SECHZIGMÜNCHEN.
 

Bierofka: „Heute ist vieles gegen uns gelaufen!“

Daniel Bierofka bemängelte die Naivität in der 1. Halbzeit bei seinem Team, freute sich aber über die Leidenschaft nach der Pause. 

Es waren „glückliche“ drei Punkte für Rostock. Das räumten Hansa-Trainer Jens Härtel und Ex-Löwe Kai Bülow offenherzig ein. Die Sechzger dagegen haderten mit den vergebenen Torchancen. Trotzdem war der Eindruck positiv. „Auf die 2. Halbzeit können wir aufbauen“, fand denn auch 1860-Coach Daniel Bierofka.

„Heute ist vieles gegen uns gelaufen“, musste Löwen-Trainer Daniel Bierofka resümieren. „Ich kann mich an drei Situationen erinnern, wo der Mitspieler mitläuft, wir aber nicht abspielen.“ Die Führung erzielten die Rostocker nach einem Gegenpressing. „Darauf hatte ich die Jungs aufmerksam gemacht.“ Die Gäste hätten gut umgeschaltet, sein Team sei oft „zu sorglos“ gewesen.
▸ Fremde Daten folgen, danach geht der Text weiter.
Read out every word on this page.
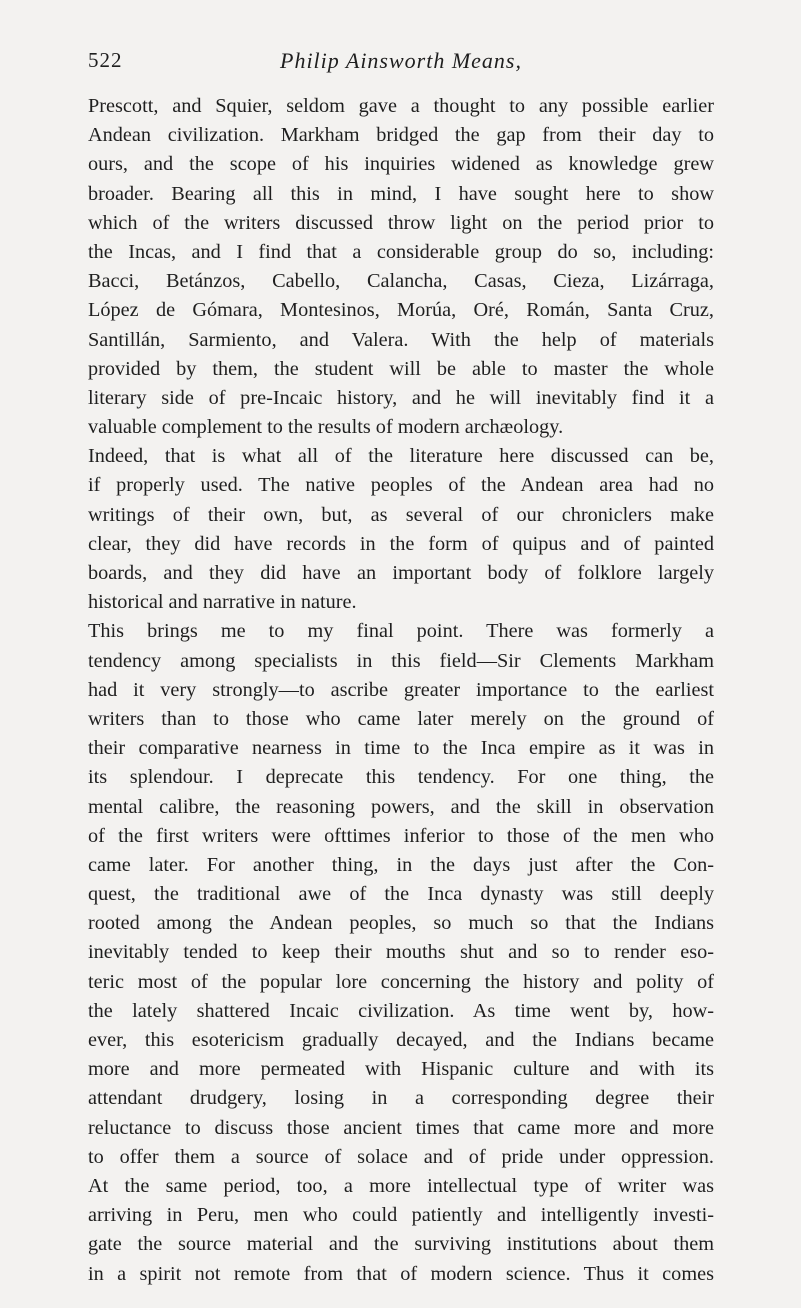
522	Philip Ainsworth Means,
Prescott, and Squier, seldom gave a thought to any possible earlier
Andean civilization. Markham bridged the gap from their day to
ours, and the scope of his inquiries widened as knowledge grew
broader. Bearing all this in mind, I have sought here to show
which of the writers discussed throw light on the period prior to
the Incas, and I find that a considerable group do so, including:
Bacci, Betánzos, Cabello, Calancha, Casas, Cieza, Lizárraga,
López de Gómara, Montesinos, Morúa, Oré, Román, Santa Cruz,
Santillán, Sarmiento, and Valera. With the help of materials
provided by them, the student will be able to master the whole
literary side of pre-Incaic history, and he will inevitably find it a
valuable complement to the results of modern archæology.
Indeed, that is what all of the literature here discussed can be,
if properly used. The native peoples of the Andean area had no
writings of their own, but, as several of our chroniclers make
clear, they did have records in the form of quipus and of painted
boards, and they did have an important body of folklore largely
historical and narrative in nature.
This brings me to my final point. There was formerly a
tendency among specialists in this field—Sir Clements Markham
had it very strongly—to ascribe greater importance to the earliest
writers than to those who came later merely on the ground of
their comparative nearness in time to the Inca empire as it was in
its splendour. I deprecate this tendency. For one thing, the
mental calibre, the reasoning powers, and the skill in observation
of the first writers were ofttimes inferior to those of the men who
came later. For another thing, in the days just after the Con-
quest, the traditional awe of the Inca dynasty was still deeply
rooted among the Andean peoples, so much so that the Indians
inevitably tended to keep their mouths shut and so to render eso-
teric most of the popular lore concerning the history and polity of
the lately shattered Incaic civilization. As time went by, how-
ever, this esotericism gradually decayed, and the Indians became
more and more permeated with Hispanic culture and with its
attendant drudgery, losing in a corresponding degree their
reluctance to discuss those ancient times that came more and more
to offer them a source of solace and of pride under oppression.
At the same period, too, a more intellectual type of writer was
arriving in Peru, men who could patiently and intelligently investi-
gate the source material and the surviving institutions about them
in a spirit not remote from that of modern science. Thus it comes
Beim 0:2 nahm er aber seine Mannschaft in Schutz. „Das war zuvor ein klares Foul gegen Daniel Wein. Aber im Nachhinein bringt es nichts, sich darüber zu beschweren.“ Dafür hatte der 40-Jährige eine „super 2. Halbzeit“ seiner Mannschaft gesehen. „Wir hatten viele Torabschlüsse, leider konnten wir die klaren Torchancen nicht verwerten.“ Bierofka sieht das Team auf einem guten Weg, wenn es gelingt, „die Naivität der 1. Halbzeit wegzulassen, in der wir es dem Gegner zu leicht gemacht haben, Tore zu schießen“. Auf die 2. Halbzeit dagegen könne man aufbauen. „Da muss ich meinen Hut ziehen, mit welcher Leidenschaft die Mannschaft nach dem 0:2 zurückgekommen ist.“

SPIELBERICHT Löwen verlieren gegen effektive Rostocker mit 1:2.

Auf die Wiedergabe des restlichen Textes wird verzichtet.